Aí vêm a igreja institucional mentirosa, e seu falso profetismo. A palavra diz que se um profeta diz algo e aquilo não se cumpre, não é profeta de Deus. Pronto! Assunto resolvido! Estes homens que se gabam de ser a voz de Deus na terra são usurpadores, falsos pastores, e bandidos. Suas obras falam por si. Se tu leres o livro de Malaquias por inteiro, e Tiago no novo testamento, já vai bastar pra notar que esses homens são uma farsa e que o rumo que deram as igrejas no país é prostituição. Não acho prudente nenhum apoio messianista e acrítico ao governo Lula, como eles fizeram com o Saul/Bolsonaro.
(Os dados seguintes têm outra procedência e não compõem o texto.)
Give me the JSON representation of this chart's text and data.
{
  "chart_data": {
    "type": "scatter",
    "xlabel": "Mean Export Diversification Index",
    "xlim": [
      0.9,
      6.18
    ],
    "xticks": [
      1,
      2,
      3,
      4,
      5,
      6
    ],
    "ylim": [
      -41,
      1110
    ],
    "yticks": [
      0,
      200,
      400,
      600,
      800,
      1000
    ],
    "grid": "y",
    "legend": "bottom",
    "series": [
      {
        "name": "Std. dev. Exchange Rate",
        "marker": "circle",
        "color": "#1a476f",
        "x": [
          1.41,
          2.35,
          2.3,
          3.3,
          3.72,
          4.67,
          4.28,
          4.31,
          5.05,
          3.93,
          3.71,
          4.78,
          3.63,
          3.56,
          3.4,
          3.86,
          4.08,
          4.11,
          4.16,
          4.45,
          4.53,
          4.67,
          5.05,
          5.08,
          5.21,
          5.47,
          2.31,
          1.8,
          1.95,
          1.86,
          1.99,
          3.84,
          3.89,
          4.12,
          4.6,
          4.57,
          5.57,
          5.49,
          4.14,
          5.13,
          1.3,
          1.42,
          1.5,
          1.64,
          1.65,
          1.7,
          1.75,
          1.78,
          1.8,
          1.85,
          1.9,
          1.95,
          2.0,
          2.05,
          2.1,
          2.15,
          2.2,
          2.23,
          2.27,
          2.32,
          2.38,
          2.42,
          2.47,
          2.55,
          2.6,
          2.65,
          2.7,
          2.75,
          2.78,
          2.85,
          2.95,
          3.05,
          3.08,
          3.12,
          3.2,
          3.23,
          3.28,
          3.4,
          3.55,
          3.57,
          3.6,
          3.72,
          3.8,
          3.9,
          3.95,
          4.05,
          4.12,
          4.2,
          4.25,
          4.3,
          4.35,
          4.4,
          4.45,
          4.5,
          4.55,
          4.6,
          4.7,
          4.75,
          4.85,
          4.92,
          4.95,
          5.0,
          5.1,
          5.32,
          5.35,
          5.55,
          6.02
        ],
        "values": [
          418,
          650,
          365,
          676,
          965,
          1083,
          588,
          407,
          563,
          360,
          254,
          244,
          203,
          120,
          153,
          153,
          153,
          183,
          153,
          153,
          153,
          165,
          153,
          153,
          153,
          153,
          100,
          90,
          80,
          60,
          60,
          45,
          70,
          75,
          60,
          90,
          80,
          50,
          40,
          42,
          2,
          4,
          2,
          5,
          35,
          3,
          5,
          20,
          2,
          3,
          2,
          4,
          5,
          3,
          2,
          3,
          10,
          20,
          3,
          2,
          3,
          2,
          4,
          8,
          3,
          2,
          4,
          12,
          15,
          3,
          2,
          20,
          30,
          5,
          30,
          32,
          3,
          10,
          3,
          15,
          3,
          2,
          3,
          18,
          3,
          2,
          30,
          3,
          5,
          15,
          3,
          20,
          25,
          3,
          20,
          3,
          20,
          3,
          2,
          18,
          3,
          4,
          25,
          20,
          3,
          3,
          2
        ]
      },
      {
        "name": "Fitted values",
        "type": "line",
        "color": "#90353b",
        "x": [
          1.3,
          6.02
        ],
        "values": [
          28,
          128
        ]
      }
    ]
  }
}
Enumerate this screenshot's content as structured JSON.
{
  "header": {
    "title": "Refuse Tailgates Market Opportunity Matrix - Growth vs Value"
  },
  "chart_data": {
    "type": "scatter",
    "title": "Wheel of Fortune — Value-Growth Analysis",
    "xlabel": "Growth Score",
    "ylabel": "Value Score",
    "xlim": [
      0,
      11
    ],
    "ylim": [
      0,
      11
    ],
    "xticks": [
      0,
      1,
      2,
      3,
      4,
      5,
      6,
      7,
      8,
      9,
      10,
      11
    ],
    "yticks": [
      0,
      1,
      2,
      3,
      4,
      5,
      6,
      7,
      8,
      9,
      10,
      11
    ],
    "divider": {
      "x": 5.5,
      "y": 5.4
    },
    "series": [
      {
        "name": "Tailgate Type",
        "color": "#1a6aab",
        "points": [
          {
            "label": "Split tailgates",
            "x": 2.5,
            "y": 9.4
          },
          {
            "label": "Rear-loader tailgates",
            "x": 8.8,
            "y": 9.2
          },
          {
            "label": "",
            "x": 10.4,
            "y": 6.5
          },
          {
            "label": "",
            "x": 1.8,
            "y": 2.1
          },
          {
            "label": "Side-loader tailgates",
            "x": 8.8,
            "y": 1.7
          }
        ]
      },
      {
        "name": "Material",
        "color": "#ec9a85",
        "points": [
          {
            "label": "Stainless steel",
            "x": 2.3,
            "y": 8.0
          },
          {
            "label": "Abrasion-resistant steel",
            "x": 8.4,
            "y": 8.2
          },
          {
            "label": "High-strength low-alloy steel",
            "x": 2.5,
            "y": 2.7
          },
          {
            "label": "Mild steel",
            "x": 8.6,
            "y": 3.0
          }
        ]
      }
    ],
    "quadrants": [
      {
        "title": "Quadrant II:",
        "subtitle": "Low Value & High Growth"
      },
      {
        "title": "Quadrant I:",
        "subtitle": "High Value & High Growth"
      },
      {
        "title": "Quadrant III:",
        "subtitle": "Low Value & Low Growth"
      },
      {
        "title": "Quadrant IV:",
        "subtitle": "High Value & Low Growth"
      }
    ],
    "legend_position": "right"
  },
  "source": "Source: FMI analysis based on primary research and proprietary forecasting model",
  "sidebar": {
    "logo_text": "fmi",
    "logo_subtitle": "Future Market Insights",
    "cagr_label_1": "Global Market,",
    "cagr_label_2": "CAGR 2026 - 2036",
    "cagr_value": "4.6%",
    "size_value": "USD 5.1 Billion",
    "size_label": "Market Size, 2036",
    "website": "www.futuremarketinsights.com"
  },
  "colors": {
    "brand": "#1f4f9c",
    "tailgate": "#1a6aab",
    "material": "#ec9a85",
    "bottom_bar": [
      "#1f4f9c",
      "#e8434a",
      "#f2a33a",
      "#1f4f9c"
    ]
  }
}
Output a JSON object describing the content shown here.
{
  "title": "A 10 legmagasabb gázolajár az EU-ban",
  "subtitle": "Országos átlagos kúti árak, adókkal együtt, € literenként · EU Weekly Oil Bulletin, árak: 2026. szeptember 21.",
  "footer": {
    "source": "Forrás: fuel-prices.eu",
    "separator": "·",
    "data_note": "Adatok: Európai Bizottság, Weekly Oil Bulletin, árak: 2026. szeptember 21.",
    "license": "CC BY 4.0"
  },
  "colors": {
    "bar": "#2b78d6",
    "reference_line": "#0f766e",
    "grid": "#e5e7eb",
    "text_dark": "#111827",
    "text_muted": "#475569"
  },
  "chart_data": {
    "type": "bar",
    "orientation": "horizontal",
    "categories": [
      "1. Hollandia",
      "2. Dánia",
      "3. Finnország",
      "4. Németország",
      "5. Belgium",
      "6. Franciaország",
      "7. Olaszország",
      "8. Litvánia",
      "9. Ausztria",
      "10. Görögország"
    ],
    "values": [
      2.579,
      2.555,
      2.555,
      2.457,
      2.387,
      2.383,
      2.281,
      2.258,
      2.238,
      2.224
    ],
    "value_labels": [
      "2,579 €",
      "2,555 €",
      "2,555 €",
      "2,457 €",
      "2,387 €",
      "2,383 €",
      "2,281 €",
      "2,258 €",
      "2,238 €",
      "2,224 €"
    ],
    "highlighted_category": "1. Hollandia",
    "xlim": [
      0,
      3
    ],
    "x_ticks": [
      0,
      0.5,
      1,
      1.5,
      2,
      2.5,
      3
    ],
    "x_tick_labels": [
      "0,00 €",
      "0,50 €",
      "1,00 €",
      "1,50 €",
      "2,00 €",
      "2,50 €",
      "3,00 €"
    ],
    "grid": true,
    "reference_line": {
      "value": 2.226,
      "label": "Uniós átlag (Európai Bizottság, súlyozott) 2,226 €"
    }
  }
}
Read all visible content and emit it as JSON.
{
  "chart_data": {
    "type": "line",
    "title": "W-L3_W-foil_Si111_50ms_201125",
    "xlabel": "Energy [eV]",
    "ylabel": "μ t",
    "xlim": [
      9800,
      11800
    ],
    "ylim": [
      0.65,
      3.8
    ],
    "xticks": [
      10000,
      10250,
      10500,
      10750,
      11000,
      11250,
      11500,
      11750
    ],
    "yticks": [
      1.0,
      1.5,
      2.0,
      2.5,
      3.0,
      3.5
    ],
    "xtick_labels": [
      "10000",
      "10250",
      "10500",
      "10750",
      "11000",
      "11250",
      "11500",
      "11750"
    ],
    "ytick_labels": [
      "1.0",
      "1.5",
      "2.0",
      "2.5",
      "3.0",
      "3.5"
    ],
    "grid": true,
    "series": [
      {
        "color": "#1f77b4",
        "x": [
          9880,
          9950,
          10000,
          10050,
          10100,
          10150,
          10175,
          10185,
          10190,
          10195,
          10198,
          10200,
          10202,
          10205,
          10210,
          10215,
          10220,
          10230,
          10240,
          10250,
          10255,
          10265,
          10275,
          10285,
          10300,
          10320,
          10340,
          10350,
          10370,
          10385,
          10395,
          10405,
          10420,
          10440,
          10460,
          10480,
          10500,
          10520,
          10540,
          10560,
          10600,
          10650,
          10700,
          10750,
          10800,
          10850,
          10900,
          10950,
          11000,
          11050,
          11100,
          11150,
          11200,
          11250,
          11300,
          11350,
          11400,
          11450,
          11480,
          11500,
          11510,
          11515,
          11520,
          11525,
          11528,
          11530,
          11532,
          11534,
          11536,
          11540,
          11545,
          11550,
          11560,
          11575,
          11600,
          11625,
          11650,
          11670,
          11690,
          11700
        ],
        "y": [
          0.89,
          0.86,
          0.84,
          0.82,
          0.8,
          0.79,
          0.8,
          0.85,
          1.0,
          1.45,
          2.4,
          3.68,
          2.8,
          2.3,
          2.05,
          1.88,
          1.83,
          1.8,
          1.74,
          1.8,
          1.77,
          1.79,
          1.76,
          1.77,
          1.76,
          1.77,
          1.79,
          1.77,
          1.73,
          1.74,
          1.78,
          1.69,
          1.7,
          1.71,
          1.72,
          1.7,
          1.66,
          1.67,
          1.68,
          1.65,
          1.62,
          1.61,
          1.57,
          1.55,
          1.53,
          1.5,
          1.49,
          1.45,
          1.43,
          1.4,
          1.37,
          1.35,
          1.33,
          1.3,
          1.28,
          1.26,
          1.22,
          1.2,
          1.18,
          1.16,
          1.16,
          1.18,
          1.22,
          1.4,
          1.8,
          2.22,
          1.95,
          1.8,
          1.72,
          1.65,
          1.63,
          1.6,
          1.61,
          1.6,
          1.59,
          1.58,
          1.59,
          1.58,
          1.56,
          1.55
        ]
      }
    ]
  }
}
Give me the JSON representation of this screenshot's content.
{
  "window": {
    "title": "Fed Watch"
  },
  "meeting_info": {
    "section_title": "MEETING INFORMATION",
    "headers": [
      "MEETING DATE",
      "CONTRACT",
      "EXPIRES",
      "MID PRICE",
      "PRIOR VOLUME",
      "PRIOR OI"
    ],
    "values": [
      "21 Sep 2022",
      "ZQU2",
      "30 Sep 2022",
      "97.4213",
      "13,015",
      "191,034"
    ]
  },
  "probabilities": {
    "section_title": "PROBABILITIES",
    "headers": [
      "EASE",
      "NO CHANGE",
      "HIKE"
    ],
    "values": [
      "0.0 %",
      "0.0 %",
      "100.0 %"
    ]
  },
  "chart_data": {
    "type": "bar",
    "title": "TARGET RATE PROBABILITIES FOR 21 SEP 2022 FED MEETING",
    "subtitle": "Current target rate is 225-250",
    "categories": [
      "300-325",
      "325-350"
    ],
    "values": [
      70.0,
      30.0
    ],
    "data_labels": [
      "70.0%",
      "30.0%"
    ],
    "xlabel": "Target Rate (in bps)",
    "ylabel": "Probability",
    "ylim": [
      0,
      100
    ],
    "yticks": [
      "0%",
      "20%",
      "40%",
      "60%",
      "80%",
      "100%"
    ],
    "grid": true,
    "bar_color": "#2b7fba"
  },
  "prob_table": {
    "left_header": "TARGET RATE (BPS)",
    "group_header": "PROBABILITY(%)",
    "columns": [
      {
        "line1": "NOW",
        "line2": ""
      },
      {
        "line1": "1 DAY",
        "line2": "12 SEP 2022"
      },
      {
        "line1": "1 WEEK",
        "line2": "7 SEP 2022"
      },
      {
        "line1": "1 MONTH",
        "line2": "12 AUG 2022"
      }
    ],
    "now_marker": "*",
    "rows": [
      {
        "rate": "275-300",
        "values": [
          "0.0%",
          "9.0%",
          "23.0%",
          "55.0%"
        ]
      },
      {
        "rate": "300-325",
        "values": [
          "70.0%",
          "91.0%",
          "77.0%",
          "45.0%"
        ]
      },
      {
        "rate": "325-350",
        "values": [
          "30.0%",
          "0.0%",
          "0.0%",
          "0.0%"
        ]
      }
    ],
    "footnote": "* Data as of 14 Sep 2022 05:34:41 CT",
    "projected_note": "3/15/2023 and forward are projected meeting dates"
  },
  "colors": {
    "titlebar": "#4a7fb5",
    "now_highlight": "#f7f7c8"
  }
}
Mas temos o Davi que nos cabe, que vai derrubar gigantes e certamente fará melhor que o antecessor. Agora que o véu se rompeu e esse templo de mentiras, esse comércio que se tornou a igreja, como aqueles que Jesus expulsou do templo, caiu, chegou a hora da igreja voltar a ser igreja. E isso não vai ser nada fácil. Já disseram para a presidência de Lula o seguinte: “vamos te apoiar, mas precisamos de um tempo pra mudar o tom”. É isso. Radicalizaram tanto a massa evangélica que agora precisam de tempo pra mudar o panorama. Muitos desses pastores ainda vão cair tombos como do pastor Everaldo, da Flordelis, dos safados do MEC. Muita coisa vai mudar dentro das igrejas, e espero eu que seja para melhor. Um conserto. Arrependimento. Jesus precisa voltar ao centro que Bolsonaro havia usurpado. Cristão precisa voltar a ser cristão. Eu oro por isso, eu creio que as coisas vão melhorar, que uma nova igreja, de verdade, como de Paulo, Estevão e Jesus Cristo, vá surgir daí. Essa que está suja e sem azeite, terá seu destino como a promessa de Deus no evangelho. Deus é soberano, e mais uma vez demonstrou sua soberania. Falta o povo que diz levar seu nome, entender isso. Que Deus abençoe a todos nós. Um feliz 2023. Seguiremos na luta.
Democracia para sempre.
Rafael Bührer é estudante de Teologia na Faculdade Unida de Vitória/ES, EAD, Marxista-leninista, Cristão, ex-músico independente, recepcionista bilíngue, marido, torcedor do Coritiba e cearense naturalizado.